Hot Pants…or Why I Don’t Plot

It’s Wednesday!  No lost days this week…at least not so far.  And this week’s Blog Carnival Question from YA Highway is:  Are you a plotter or a pantser? 

I’ve actually posted on this subject way back in November (Here’s a link to that post).  And my writing style hasn’t changed much since then. 

To summarize: I’m a pantser.  I usually visualize a beginning and an end, then write to connect the two points.  This method works for me…most of the time. Sometimes I get serious writer’s block (haven’t added anything to my WIP since April 28th…yikes) and it takes a long time to figure my way out.  I know what has to happen next, but I’m having a hard time getting the words onto the paper. 

It happens. It’s frustrating.  I’m working on it. 
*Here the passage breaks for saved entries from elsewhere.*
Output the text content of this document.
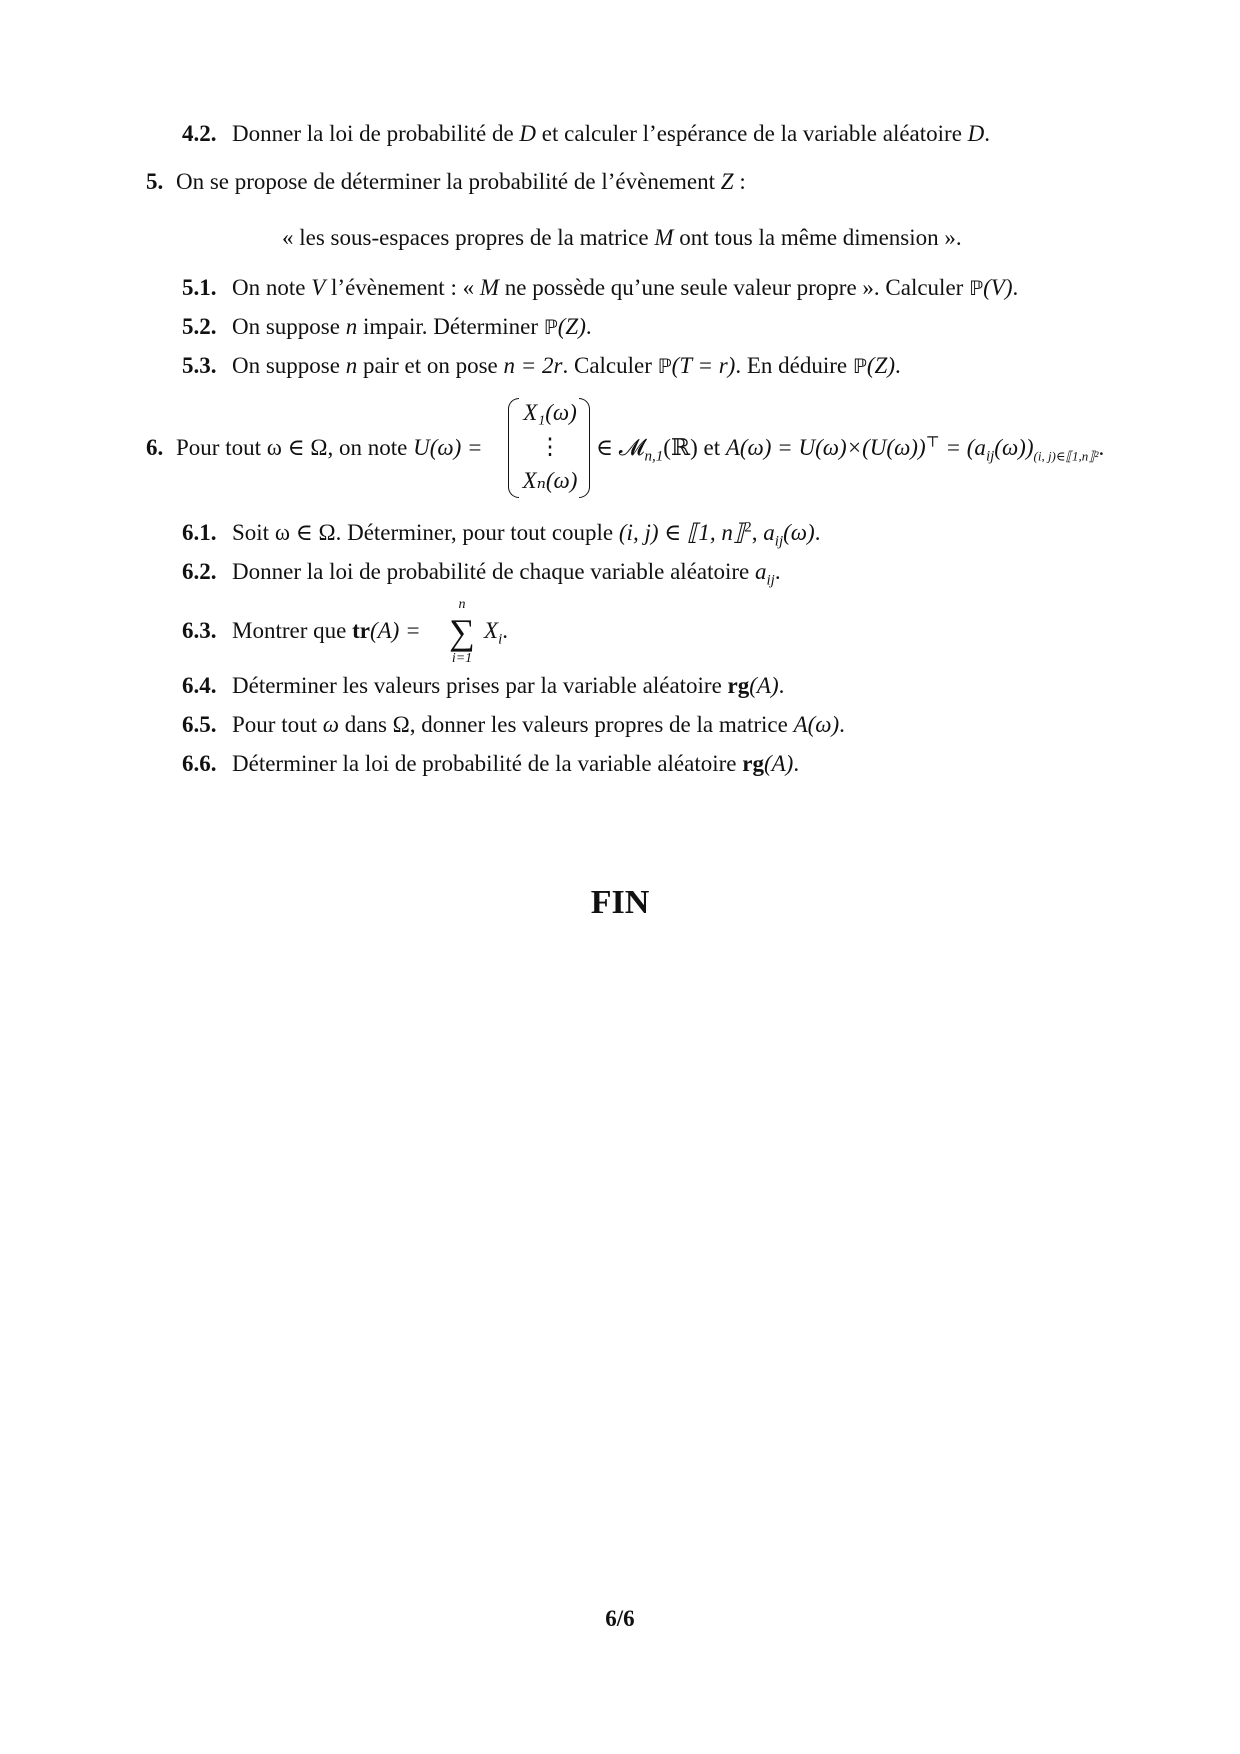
4.2. Donner la loi de probabilité de D et calculer l’espérance de la variable aléatoire D.
5. On se propose de déterminer la probabilité de l’évènement Z :
« les sous-espaces propres de la matrice M ont tous la même dimension ».
5.1. On note V l’évènement : « M ne possède qu’une seule valeur propre ». Calculer ℙ(V).
5.2. On suppose n impair. Déterminer ℙ(Z).
5.3. On suppose n pair et on pose n = 2r. Calculer ℙ(T = r). En déduire ℙ(Z).
6. Pour tout ω ∈ Ω, on note U(ω) =
X₁(ω)
⋮
Xₙ(ω)
∈ 𝓜$_{n,1}$(ℝ) et $A(\omega) = U(\omega)\times(U(\omega))^⊤ = (a_{ij}(\omega))_{(i, j)\in⟦1,n⟧^2}$.
6.1. Soit ω ∈ Ω. Déterminer, pour tout couple (i, j) ∈ ⟦1, n⟧$^2$, $a_{ij}(\omega)$.
6.2. Donner la loi de probabilité de chaque variable aléatoire $a_{ij}$.
6.3. Montrer que tr(A) =
n
∑
i=1
$X_i$.
6.4. Déterminer les valeurs prises par la variable aléatoire rg(A).
6.5. Pour tout ω dans Ω, donner les valeurs propres de la matrice A(ω).
6.6. Déterminer la loi de probabilité de la variable aléatoire rg(A).
FIN
6/6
There is one thing always seems to help me get unstuck.  I write a synopsis for a query letter (not that I have to query any more…phew!).  It’s sort of like a mini-outline that identifies the major plot points.  Here’s a link  for what I wrote for THE BIDING TIME.  It’s certainly not perfect, but it helped remind me where my story is supposed to be heading. 

I’m hoping SAW IT COMING will go on submission soon, and maybe (just maybe) someone will be interested in turning it into a series.  And perhaps that editor would like to see my plans for the next book (an agent I talked to told me to prepare one…just in case).  I might have to write an actual, detailed outline.  My first attempt…well it turned into the first scene of the sequel (and it was way hotter than I intended. Which is sort of the reason I don’t like to plot — unexpected awesomeness!). But I’m interested to see how outlining will change the writing process and if I’ll be able to stick it. 

Doubt it.

How many of you are plotters/pantsers?  If you plot, are your outlines rigid or fluid?  If you’re a pantser, do you get writer’s block frequently or does your imagination always pull you out of trouble? 



    Oh, I’m envious of you pantsers! I’m a total plotter (I need a plan so I don’t get overwhelmed!) but my outlines are fluid. I’m constantly adding and deleting as I write.

    Love the picture of you and your kiddo! 🙂

  • Heather Howland

    Oh, man. I have a pantser friend who is having to write outlines for the rest of a series and it’s not going well. I’ve seen your particular brand of madness before!

    Me, I’m a plotter. My outlines are rigid, which keeps me from getting writer’s block. If I know where I’m going, I never get lost. It’s a win-win!

    Good luck with your outlines!

  • Tracey Neithercott

    I love the unexpected twists and turns that happen while pantsing it. Of course, I wouldn’t mind the cleaner first draft that comes from plotting. I thought about the fact that with subsequent books (if you’re open to a series) you have to write an outline or synopsis. That sounds kind of scary!

  • Theresa Milstein

    I’m a panster too. And I also write a query as soon as I have the major plot points. But I may take days or even weeks between scenes soI have some sense of what I’ll write. Other I write right away.

    Before this last WIP, I used to be more panster, writing the whole thing in about 6 or 8 weeks.

  • Rachel

    I’m much like you. I need a beginning, an ending, and a climactic scene in my head before I start. Then I just sit down and write to see how things connect between those points. I’ve tried a bunch of methods, and that’s what works best for me.

  • JEFritz

    I’m definitely a pantser. I know what’s going to happen, but never how until I sit down to write the scene. I always here good things about plotting, but I can’t imagine sitting down and figuring out the story unless I’m writing it!

  • Angelica R. Jackson

    I think if my books were more series oriented, I would definitely be plotting a wider story arc. As it is, I know there are certain points I want to hit (the conflict, etc) and fill in the blanks.

  • Alison Miller

    I do both, although I’ve been doing some detailed plotting lately. But I sure do like to see where my stories take me – it can be frustrating at times, but oh so fun and exciting too!